Wesel. Elena Skoda stammt aus der umkämpften Stadt Charkiw und sorgt sich um Angehörige, denen die Flucht aus der Kriegsregion noch nicht gelungen ist.

Der Krieg in der Ukraine ist gut 2000 Kilometer von Wesel entfernt und für Elena Skoda doch so nah. Denn die 56-Jährige stammt gebürtig aus Charkiw - der Stadt, die seit Tagen unter schwerem Beschuss liegt. „Es ist wie in einem falschen Film, einem Horrorfilm“, so beschreibt sie ihre Gefühlslage. Das Handy meldet sich während des Gesprächs mehrfach, ihre Schwestern oder Freunde senden Informationen aus der früheren Heimat und Fotos von der Zerstörung in Charkiw. Elena Skoda wartet auf erlösende Nachrichten von ihrer älteren Schwester, die auf dem Weg zur westlichen Landesgrenze ist.

Die 63-Jährige ist mit ihrem Sohn unterwegs, schon seit dem 25. Februar. Doch im Tross der vielen Flüchtenden geht es nur langsam voran. „Sie schlafen oft im Auto.“ Der Sohn wird sie über die Grenze bringen und dann umkehren, um zu Hause weiterzukämpfen. Derzeit kann die Frau wegen Herzproblemen nicht weiter, sie ist bei einer Familie untergekommen, hat aber keine Medikamente.

Die andere, 64-Jährige Schwester sitzt mit ihrer Tochter, der Schwiegertochter und drei Kindern im Wochenendhaus der Familie in einem Dorf nicht weit von Charkiw. Viele Ukrainer haben kleine Häuschen im Umland der Städte, sagt Elena Skoda. Wie geht es der geflüchteten Familie? „Sie reißen sich zusammen, hoffen, dass die Russen nicht soweit kommen.“ Sie können die Explosionen der Angriffe hören. Und: „Es gibt kaum Lebensmittel wie Eier und Brot.“ Auch Holz zum Heizen und Kochen neige sich dem Ende. Doch weg können die Frauen derzeit nicht, es ist einfach zu gefährlich.

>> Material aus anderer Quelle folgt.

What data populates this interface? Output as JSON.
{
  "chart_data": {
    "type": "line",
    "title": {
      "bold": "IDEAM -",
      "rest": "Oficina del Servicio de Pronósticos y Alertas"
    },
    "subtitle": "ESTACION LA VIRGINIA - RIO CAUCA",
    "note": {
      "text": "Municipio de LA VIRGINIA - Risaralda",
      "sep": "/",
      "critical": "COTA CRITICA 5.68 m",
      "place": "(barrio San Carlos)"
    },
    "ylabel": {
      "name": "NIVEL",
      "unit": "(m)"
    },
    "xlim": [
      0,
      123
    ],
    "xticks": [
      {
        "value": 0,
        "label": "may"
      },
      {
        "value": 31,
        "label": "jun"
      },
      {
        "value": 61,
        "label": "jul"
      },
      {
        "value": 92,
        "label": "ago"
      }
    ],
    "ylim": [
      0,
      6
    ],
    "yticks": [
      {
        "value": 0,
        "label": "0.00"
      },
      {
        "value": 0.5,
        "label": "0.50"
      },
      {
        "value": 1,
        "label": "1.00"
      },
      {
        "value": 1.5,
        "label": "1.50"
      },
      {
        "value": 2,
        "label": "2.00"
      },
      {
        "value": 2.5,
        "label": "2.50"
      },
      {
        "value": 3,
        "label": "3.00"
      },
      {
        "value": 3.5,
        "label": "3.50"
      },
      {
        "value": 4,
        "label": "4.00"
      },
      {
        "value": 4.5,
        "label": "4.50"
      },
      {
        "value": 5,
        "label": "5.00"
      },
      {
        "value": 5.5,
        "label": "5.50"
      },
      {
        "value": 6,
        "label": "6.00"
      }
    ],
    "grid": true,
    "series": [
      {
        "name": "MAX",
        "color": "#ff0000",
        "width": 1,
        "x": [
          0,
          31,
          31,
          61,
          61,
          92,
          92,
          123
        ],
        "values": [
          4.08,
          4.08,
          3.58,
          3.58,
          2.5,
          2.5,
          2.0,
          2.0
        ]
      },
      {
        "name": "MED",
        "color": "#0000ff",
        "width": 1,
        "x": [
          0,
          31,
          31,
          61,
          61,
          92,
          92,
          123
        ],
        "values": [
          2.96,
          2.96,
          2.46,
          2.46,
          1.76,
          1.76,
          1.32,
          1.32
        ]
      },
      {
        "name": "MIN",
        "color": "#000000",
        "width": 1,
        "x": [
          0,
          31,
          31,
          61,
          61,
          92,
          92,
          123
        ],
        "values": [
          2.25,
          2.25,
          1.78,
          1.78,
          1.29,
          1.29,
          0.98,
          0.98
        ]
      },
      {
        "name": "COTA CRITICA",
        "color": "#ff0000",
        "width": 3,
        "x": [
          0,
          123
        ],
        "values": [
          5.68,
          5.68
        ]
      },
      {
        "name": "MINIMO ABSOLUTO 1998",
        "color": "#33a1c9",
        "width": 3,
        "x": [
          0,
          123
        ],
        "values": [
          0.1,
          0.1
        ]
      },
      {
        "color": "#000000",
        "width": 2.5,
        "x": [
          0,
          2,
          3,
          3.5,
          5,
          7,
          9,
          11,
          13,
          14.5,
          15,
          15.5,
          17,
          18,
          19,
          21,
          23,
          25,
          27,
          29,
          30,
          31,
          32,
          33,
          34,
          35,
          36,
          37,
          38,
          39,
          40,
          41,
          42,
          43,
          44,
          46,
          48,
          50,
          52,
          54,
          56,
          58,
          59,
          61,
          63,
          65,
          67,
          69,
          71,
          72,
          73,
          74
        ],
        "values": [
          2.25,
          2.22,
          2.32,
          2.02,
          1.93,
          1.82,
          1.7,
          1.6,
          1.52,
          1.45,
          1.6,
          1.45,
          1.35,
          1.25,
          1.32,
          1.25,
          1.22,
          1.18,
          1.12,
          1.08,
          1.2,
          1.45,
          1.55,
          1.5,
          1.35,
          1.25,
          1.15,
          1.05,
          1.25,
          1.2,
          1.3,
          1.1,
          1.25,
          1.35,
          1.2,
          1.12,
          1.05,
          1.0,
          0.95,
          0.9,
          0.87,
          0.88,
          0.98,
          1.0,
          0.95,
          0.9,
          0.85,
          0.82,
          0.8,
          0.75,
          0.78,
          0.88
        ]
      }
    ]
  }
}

„Russische Propaganda hat das Verhältnis zu Ukrainern vergiftet“

Viele Menschen in der Ukraine hätten ein derartiges Bombardement auf die Städte nicht für möglich gehalten, berichtet Elena Skoda, die 2001 mit ihrem Mann Wladimir und der damals zehnjährigen Tochter nach Deutschland kam. Ihr Mann ist eigentlich Physiker, er arbeitet in Deutschland derzeit als Lkw-Fahrer. Die 56-Jährige hat russische Sprache und Literatur studiert und hier eine Stelle in einem Brautmodengeschäft gefunden, Tochter Camilla ist Tanzlehrerin. Die Skodas fühlen sich am Niederrhein heimisch, haben die deutsche Staatsangehörigkeit angenommen, sind zufrieden mit ihrem Leben. Doch nun überschattet der Krieg in der früheren Heimat alles, die Angst um die Familie wächst mit der Eskalation, den immer massiver werdenden Angriffen.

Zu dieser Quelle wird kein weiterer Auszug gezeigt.